En 2007, c'est à partir de 84 500 euros de revenu déclaré annuel par unité de consommation qu'une personne se situe parmi les 1 % les plus riches ou "à très hauts revenus". Cette limite correspond, par exemple, à un couple de cadres supérieurs gagnant chacun 5 300 euros nets par mois. En revanche, pour être riche, un ménage avec deux enfants doit avoir des ressources de près de 15 000 euros nets par mois.

La médiane des revenus, qui sépare en deux moitiés ces 1 % les plus riches, passe par la ligne des 112 000 euros. C'est plus de six fois le niveau de vie médian, qui partageait en 2007 la population française en deux parties égales et s'élevait à 18 170 euros par an, soit 1 510 euros par mois.

Les riches ne constituent pas une population homogène : le revenu déclaré annuel par unité de consommation des personnes à très hauts revenus va de quelque 84 500 euros à plus de 13 millions.

Même au sein des plus aisés, insiste l'Insee, l'hétérogénéité est forte. Dans cette catégorie qui comprend un peu plus de 5 800 personnes, le revenu par unité de consommation va de 688 000 euros (39 fois le revenu médian) à plus de 13 millions (plus de 700 fois le revenu médian).

La concentration est la règle. Les 10 % les plus riches reçoivent un quart des revenus d'activité déclarés, près des deux tiers des revenus du patrimoine et plus de quatre cinquièmes des revenus exceptionnels, constitués à près de 90 % par des plus-values de valeurs mobilières et à environ 10 % de gains de levée d'option perçus majoritairement par des cadres dirigeants.

L'Insee note au passage que ces revenus "exceptionnels" - 2 % de la population en touchent - sont courants pour les personnes les plus aisées (64 % en ont touché en 2007).

SOURCES DE REVENUS DIVERSIFIÉES

Plus on est riche, plus on a des sources de revenus diversifiées. Deux grands groupes émergent toutefois chez les plus aisés : ceux dont les revenus sont liés essentiellement à leur activité, par exemple des cadres dirigeants, des PDG ou des professions libérales; et ceux dont les revenus sont liés majoritairement à la détention d'un capital.

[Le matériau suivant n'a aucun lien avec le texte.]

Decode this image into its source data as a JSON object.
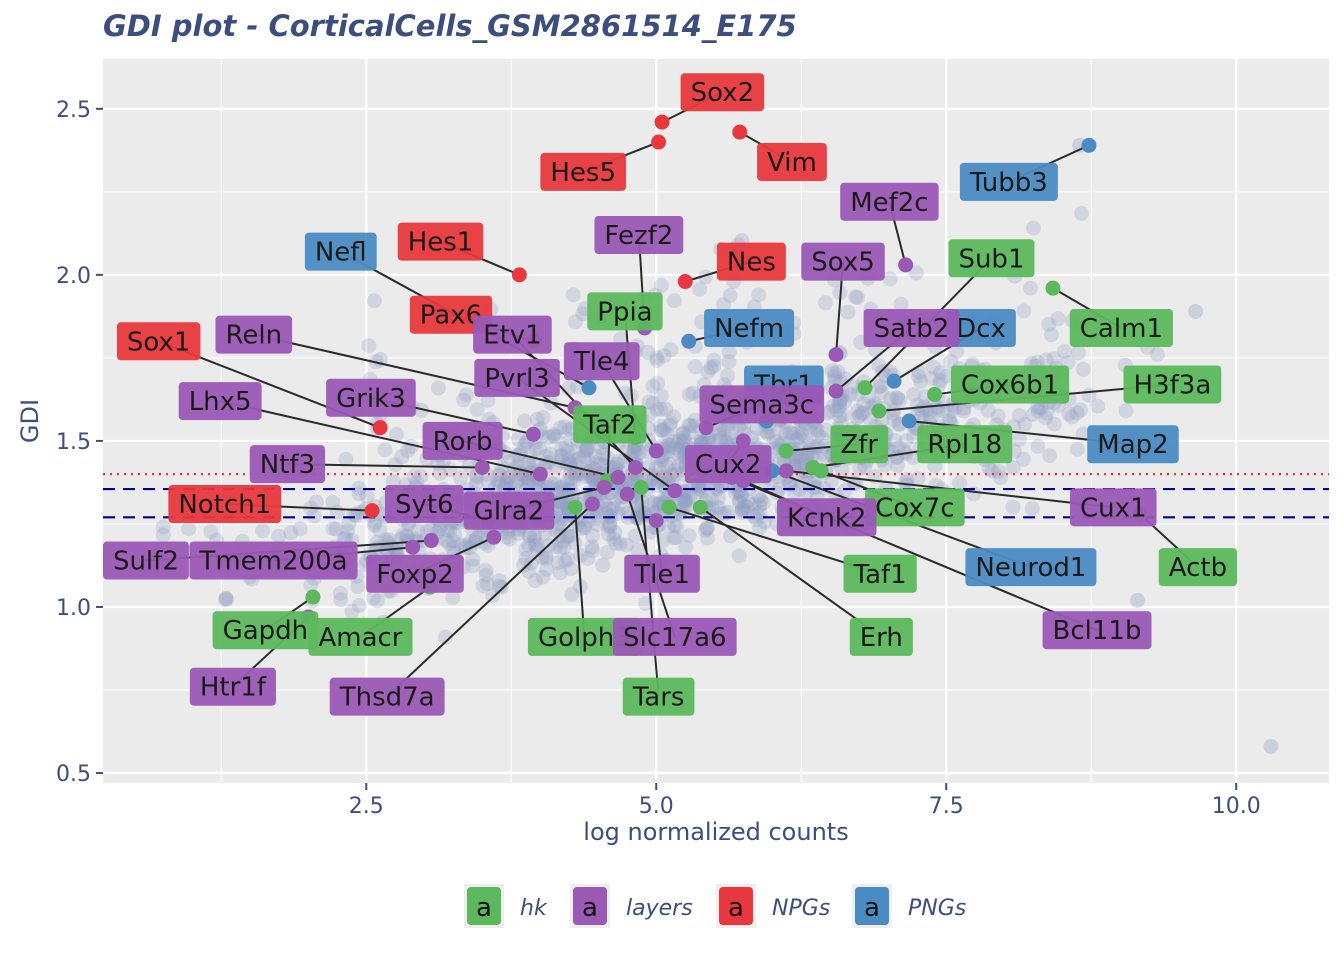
{
  "colors": {
    "panel": "#ebebeb",
    "grid": "#ffffff",
    "background_points": "#8f9ec2",
    "hk": "#5cb85c",
    "layers": "#9b59b6",
    "NPGs": "#e8383d",
    "PNGs": "#4a8bc4",
    "dotted_line": "#e8383d",
    "dashed_line": "#00008b",
    "text": "#3b4e7e"
  },
  "chart_data": {
    "type": "scatter",
    "title": "GDI plot - CorticalCells_GSM2861514_E175",
    "xlabel": "log normalized counts",
    "ylabel": "GDI",
    "xlim": [
      0.23,
      10.8
    ],
    "ylim": [
      0.47,
      2.65
    ],
    "xticks": [
      2.5,
      5.0,
      7.5,
      10.0
    ],
    "xtick_labels": [
      "2.5",
      "5.0",
      "7.5",
      "10.0"
    ],
    "yticks": [
      0.5,
      1.0,
      1.5,
      2.0,
      2.5
    ],
    "ytick_labels": [
      "0.5",
      "1.0",
      "1.5",
      "2.0",
      "2.5"
    ],
    "grid": true,
    "hlines": [
      {
        "style": "dotted",
        "y": 1.4
      },
      {
        "style": "dashed",
        "y": 1.355
      },
      {
        "style": "dashed",
        "y": 1.27
      }
    ],
    "legend": {
      "position": "bottom",
      "key_text": "a",
      "entries": [
        "hk",
        "layers",
        "NPGs",
        "PNGs"
      ]
    },
    "genes": [
      {
        "name": "Sox2",
        "group": "NPGs",
        "x": 5.05,
        "y": 2.46,
        "lx": 5.57,
        "ly": 2.55
      },
      {
        "name": "Vim",
        "group": "NPGs",
        "x": 5.72,
        "y": 2.43,
        "lx": 6.17,
        "ly": 2.34
      },
      {
        "name": "Hes5",
        "group": "NPGs",
        "x": 5.02,
        "y": 2.4,
        "lx": 4.37,
        "ly": 2.31
      },
      {
        "name": "Hes1",
        "group": "NPGs",
        "x": 3.82,
        "y": 2.0,
        "lx": 3.14,
        "ly": 2.1
      },
      {
        "name": "Nes",
        "group": "NPGs",
        "x": 5.25,
        "y": 1.98,
        "lx": 5.82,
        "ly": 2.04
      },
      {
        "name": "Pax6",
        "group": "NPGs",
        "x": 3.94,
        "y": 1.8,
        "lx": 3.23,
        "ly": 1.88
      },
      {
        "name": "Sox1",
        "group": "NPGs",
        "x": 2.62,
        "y": 1.54,
        "lx": 0.71,
        "ly": 1.8
      },
      {
        "name": "Notch1",
        "group": "NPGs",
        "x": 2.55,
        "y": 1.29,
        "lx": 1.28,
        "ly": 1.31
      },
      {
        "name": "Nefl",
        "group": "PNGs",
        "x": 4.42,
        "y": 1.66,
        "lx": 2.28,
        "ly": 2.07
      },
      {
        "name": "Tubb3",
        "group": "PNGs",
        "x": 8.73,
        "y": 2.39,
        "lx": 8.04,
        "ly": 2.28
      },
      {
        "name": "Nefm",
        "group": "PNGs",
        "x": 5.28,
        "y": 1.8,
        "lx": 5.8,
        "ly": 1.84
      },
      {
        "name": "Dcx",
        "group": "PNGs",
        "x": 7.05,
        "y": 1.68,
        "lx": 7.8,
        "ly": 1.84
      },
      {
        "name": "Tbr1",
        "group": "PNGs",
        "x": 5.95,
        "y": 1.56,
        "lx": 6.1,
        "ly": 1.67
      },
      {
        "name": "Map2",
        "group": "PNGs",
        "x": 7.18,
        "y": 1.56,
        "lx": 9.11,
        "ly": 1.49
      },
      {
        "name": "Neurod1",
        "group": "PNGs",
        "x": 6.0,
        "y": 1.41,
        "lx": 8.23,
        "ly": 1.12
      },
      {
        "name": "Sub1",
        "group": "hk",
        "x": 6.8,
        "y": 1.66,
        "lx": 7.89,
        "ly": 2.05
      },
      {
        "name": "Calm1",
        "group": "hk",
        "x": 8.42,
        "y": 1.96,
        "lx": 9.01,
        "ly": 1.84
      },
      {
        "name": "Cox6b1",
        "group": "hk",
        "x": 7.4,
        "y": 1.64,
        "lx": 8.05,
        "ly": 1.67
      },
      {
        "name": "H3f3a",
        "group": "hk",
        "x": 6.92,
        "y": 1.59,
        "lx": 9.45,
        "ly": 1.67
      },
      {
        "name": "Rpl18",
        "group": "hk",
        "x": 6.35,
        "y": 1.42,
        "lx": 7.66,
        "ly": 1.49
      },
      {
        "name": "Zfr",
        "group": "hk",
        "x": 6.12,
        "y": 1.47,
        "lx": 6.75,
        "ly": 1.49
      },
      {
        "name": "Cox7c",
        "group": "hk",
        "x": 6.42,
        "y": 1.41,
        "lx": 7.23,
        "ly": 1.3
      },
      {
        "name": "Actb",
        "group": "hk",
        "x": 9.17,
        "y": 1.28,
        "lx": 9.67,
        "ly": 1.12
      },
      {
        "name": "Taf1",
        "group": "hk",
        "x": 5.11,
        "y": 1.3,
        "lx": 6.93,
        "ly": 1.1
      },
      {
        "name": "Erh",
        "group": "hk",
        "x": 5.38,
        "y": 1.3,
        "lx": 6.94,
        "ly": 0.91
      },
      {
        "name": "Tars",
        "group": "hk",
        "x": 4.87,
        "y": 1.36,
        "lx": 5.02,
        "ly": 0.73
      },
      {
        "name": "Golph3",
        "group": "hk",
        "x": 4.3,
        "y": 1.3,
        "lx": 4.38,
        "ly": 0.91
      },
      {
        "name": "Amacr",
        "group": "hk",
        "x": 3.05,
        "y": 1.06,
        "lx": 2.45,
        "ly": 0.91
      },
      {
        "name": "Gapdh",
        "group": "hk",
        "x": 2.04,
        "y": 1.03,
        "lx": 1.63,
        "ly": 0.93
      },
      {
        "name": "Ppia",
        "group": "hk",
        "x": 4.82,
        "y": 1.51,
        "lx": 4.73,
        "ly": 1.89
      },
      {
        "name": "Taf2",
        "group": "hk",
        "x": 4.58,
        "y": 1.38,
        "lx": 4.6,
        "ly": 1.55
      },
      {
        "name": "Mef2c",
        "group": "layers",
        "x": 7.15,
        "y": 2.03,
        "lx": 7.01,
        "ly": 2.22
      },
      {
        "name": "Fezf2",
        "group": "layers",
        "x": 4.9,
        "y": 1.84,
        "lx": 4.85,
        "ly": 2.12
      },
      {
        "name": "Sox5",
        "group": "layers",
        "x": 6.55,
        "y": 1.76,
        "lx": 6.61,
        "ly": 2.04
      },
      {
        "name": "Satb2",
        "group": "layers",
        "x": 6.55,
        "y": 1.65,
        "lx": 7.2,
        "ly": 1.84
      },
      {
        "name": "Tle4",
        "group": "layers",
        "x": 5.0,
        "y": 1.47,
        "lx": 4.53,
        "ly": 1.74
      },
      {
        "name": "Sema3c",
        "group": "layers",
        "x": 5.43,
        "y": 1.54,
        "lx": 5.91,
        "ly": 1.61
      },
      {
        "name": "Cux2",
        "group": "layers",
        "x": 5.75,
        "y": 1.5,
        "lx": 5.62,
        "ly": 1.43
      },
      {
        "name": "Cux1",
        "group": "layers",
        "x": 6.12,
        "y": 1.41,
        "lx": 8.94,
        "ly": 1.3
      },
      {
        "name": "Kcnk2",
        "group": "layers",
        "x": 5.75,
        "y": 1.38,
        "lx": 6.47,
        "ly": 1.27
      },
      {
        "name": "Bcl11b",
        "group": "layers",
        "x": 5.65,
        "y": 1.39,
        "lx": 8.8,
        "ly": 0.93
      },
      {
        "name": "Slc17a6",
        "group": "layers",
        "x": 4.75,
        "y": 1.34,
        "lx": 5.16,
        "ly": 0.91
      },
      {
        "name": "Tle1",
        "group": "layers",
        "x": 5.0,
        "y": 1.26,
        "lx": 5.05,
        "ly": 1.1
      },
      {
        "name": "Reln",
        "group": "layers",
        "x": 4.3,
        "y": 1.6,
        "lx": 1.53,
        "ly": 1.82
      },
      {
        "name": "Etv1",
        "group": "layers",
        "x": 4.82,
        "y": 1.42,
        "lx": 3.76,
        "ly": 1.82
      },
      {
        "name": "Pvrl3",
        "group": "layers",
        "x": 5.16,
        "y": 1.35,
        "lx": 3.8,
        "ly": 1.69
      },
      {
        "name": "Grik3",
        "group": "layers",
        "x": 3.94,
        "y": 1.52,
        "lx": 2.54,
        "ly": 1.63
      },
      {
        "name": "Lhx5",
        "group": "layers",
        "x": 4.0,
        "y": 1.4,
        "lx": 1.24,
        "ly": 1.62
      },
      {
        "name": "Rorb",
        "group": "layers",
        "x": 4.67,
        "y": 1.39,
        "lx": 3.33,
        "ly": 1.5
      },
      {
        "name": "Ntf3",
        "group": "layers",
        "x": 3.5,
        "y": 1.42,
        "lx": 1.82,
        "ly": 1.43
      },
      {
        "name": "Glra2",
        "group": "layers",
        "x": 4.55,
        "y": 1.36,
        "lx": 3.73,
        "ly": 1.29
      },
      {
        "name": "Syt6",
        "group": "layers",
        "x": 3.55,
        "y": 1.26,
        "lx": 3.0,
        "ly": 1.31
      },
      {
        "name": "Sulf2",
        "group": "layers",
        "x": 3.06,
        "y": 1.2,
        "lx": 0.6,
        "ly": 1.14
      },
      {
        "name": "Tmem200a",
        "group": "layers",
        "x": 2.9,
        "y": 1.18,
        "lx": 1.7,
        "ly": 1.14
      },
      {
        "name": "Foxp2",
        "group": "layers",
        "x": 3.6,
        "y": 1.21,
        "lx": 2.92,
        "ly": 1.1
      },
      {
        "name": "Htr1f",
        "group": "layers",
        "x": 2.0,
        "y": 0.97,
        "lx": 1.35,
        "ly": 0.76
      },
      {
        "name": "Thsd7a",
        "group": "layers",
        "x": 4.45,
        "y": 1.31,
        "lx": 2.68,
        "ly": 0.73
      }
    ]
  }
}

Au passage, l'Insee note que les revenus des plus riches sont imposés en moyenne à 20 % alors qu'"en appliquant le barème progressif de l'impôt sur le revenu" et les abattements, ils devraient l'être à 36 %. Les niches fiscales leur profitent.

Qui sont ces riches ? Ils sont plus âgés et plus urbains que la moyenne. Les 45-64 ans sont surreprésentés dans cette population. Ce n'est guère surprenant: ils sont à l'apogée de leur carrière, ont pu accumuler un patrimoine et avoir hérité d'un de leurs parents.

Les très hauts revenus sont aussi fréquemment parisiens. La plupart sont propriétaires d'au moins un bien immobilier, de surface importante en moyenne. C'est souvent à ce titre qu'ils sont redevables de l'impôt de solidarité sur la fortune (ISF) et bénéficiaires du bouclier fiscal.